Le modifiche riguardano principalmente il testo unico a tutela della maternità e introducono una maggiore flessibilità nell’utilizzo dei congedi parentali, in modo da favorire i genitori nella gestione del loro tempo di cura e di lavoro. La fascia di età del figlio/a entro cui ciascun genitore può fruire del congedo parentale si allunga da 8 a 12 anni; la durata complessiva del periodo di congedo resta ferma fino ad un massimo di undici mesi (dieci nel caso di unico genitore), il congedo si potrà chiedere anche su base oraria e giornaliera. Anche la disposizione che prolunga fino al sesto anno del figlio/a l’indennità pari al 30% della retribuzione, dovuta per i periodi di congedo parentale, e quella che allunga l’età dai sei ai dodici anni per il congedo parentale non retribuito, si inseriscono nel disegno di allargare la fascia temporale che facilita la genitorialità.
Particolarmente importante è l’introduzione della possibilità per i genitori di chiedere, anziché il congedo, l’orario part-time, ridotto in misura non superiore al 50%, per un periodo corrispondente. E’ positivo il fatto che questa misura non è limitata temporalmente e non è soggetta alla scadenza del 2015; il limite della previsione è che resta la totale discrezionalità del datore di lavoro di concedere l’alternativa del part-time al congedo parentale.
E’ noto e indubitabile che il part-time è una delle formule lavorative che favoriscono concretamente l’occupazione femminile ed è altrettanto pacifico quanto bisogno ci sia nel nostro Paese di misure che aiutino le donne ad entrare e a rientrare nel mondo del lavoro. Il governo avrebbe potuto dimostrare più coraggio e non lasciare al datore di lavoro la decisione se accettare o meno la richiesta della lavoratrice di usufruire del part-time al posto del congedo.
Ben fatta, invece, la totale equiparazione dei genitori naturali a quelli adottivi e affidatari, un passo avanti verso l’uguaglianza della filiazione: il congedo non retribuito previsto per la madre adottiva o affidataria, per il periodo di permanenza all’estero, spetta alle medesime condizioni al lavoratore padre adottivo o affidatario anche qualora la madre non sia lavoratrice.

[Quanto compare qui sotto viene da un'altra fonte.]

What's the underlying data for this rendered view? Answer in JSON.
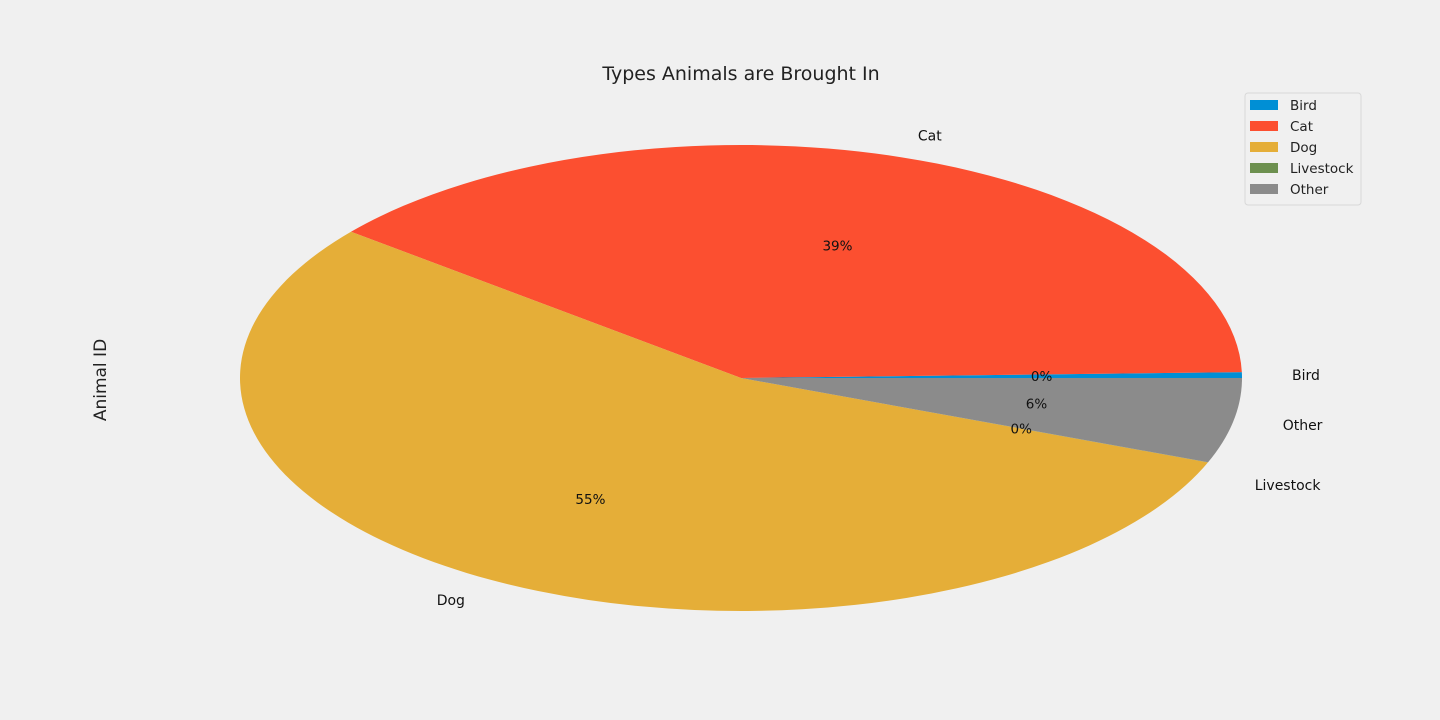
{
  "chart_data": {
    "type": "pie",
    "title": "Types Animals are Brought In",
    "ylabel": "Animal ID",
    "categories": [
      "Bird",
      "Cat",
      "Dog",
      "Livestock",
      "Other"
    ],
    "values": [
      0.4,
      38.8,
      54.9,
      0.01,
      5.89
    ],
    "percent_labels": [
      "0%",
      "39%",
      "55%",
      "0%",
      "6%"
    ],
    "colors": [
      "#008fd5",
      "#fc4f30",
      "#e5ae38",
      "#6d904f",
      "#8b8b8b"
    ],
    "legend": {
      "placement": "top-right",
      "entries": [
        "Bird",
        "Cat",
        "Dog",
        "Livestock",
        "Other"
      ]
    }
  }
}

Un passo avanti verso un’equa distribuzione dei carichi familiari è l’attribuzione ai padri lavoratori sia dipendenti che autonomi e liberi professionisti, del diritto di astenersi dal lavoro per tutta la durata, o per la parte residua del congedo di maternità nei casi in cui la madre lavoratrice, anche lavoratrice autonoma, sia deceduta, gravemente inferma, ovvero in caso di abbandono o di affidamento esclusivo del figlio al padre. L’indennità di maternità spetta alle lavoratrici/lavoratori iscritti alla Gestione Separata (ovvero alla cassa di previdenza che raggruppa di tutte le categorie residuali di liberi professionisti, per i quali non è stata prevista una specifica cassa previdenziale, i collaboratori coordinati e continuativi, i venditori a domicilio) anche in caso di mancato versamento dei contributi da parte del datore di lavoro.
Da ultimo, ma non certo per importanza, il decreto contiene una rilevante innovazione per le donne vittime di violenza di genere, che consiste nella possibilità di chiedere un congedo di tre mesi, anche non continuativi, che, oltre ad essere interamente retribuito, concorre ai fini del calcolo dell’anzianità di servizio, della maturazione delle ferie, della 13.esima mensilità e del Tfr. Questa misura può assicurare concretamente alle donne inserite in percorsi di protezione, debitamente certificati dai servizi sociali del Comune di residenza o dai Centri antiviolenza o dalle Case rifugio, un minimo di tranquillità economica, tale da consentire loro di affrontare il doloroso, difficile percorso, che subiscono nel reagire alla violenza di genere. Senza considerare il valore simbolico della misura, che impone un riconoscimento delle vittime, non più solamente a livello penale, ma ora anche a livello sociale.
Bisognerà adoperarsi perché queste norme, che hanno visto un lungo travaglio non siano destinate all’oblio per mancanza di copertura finanziaria.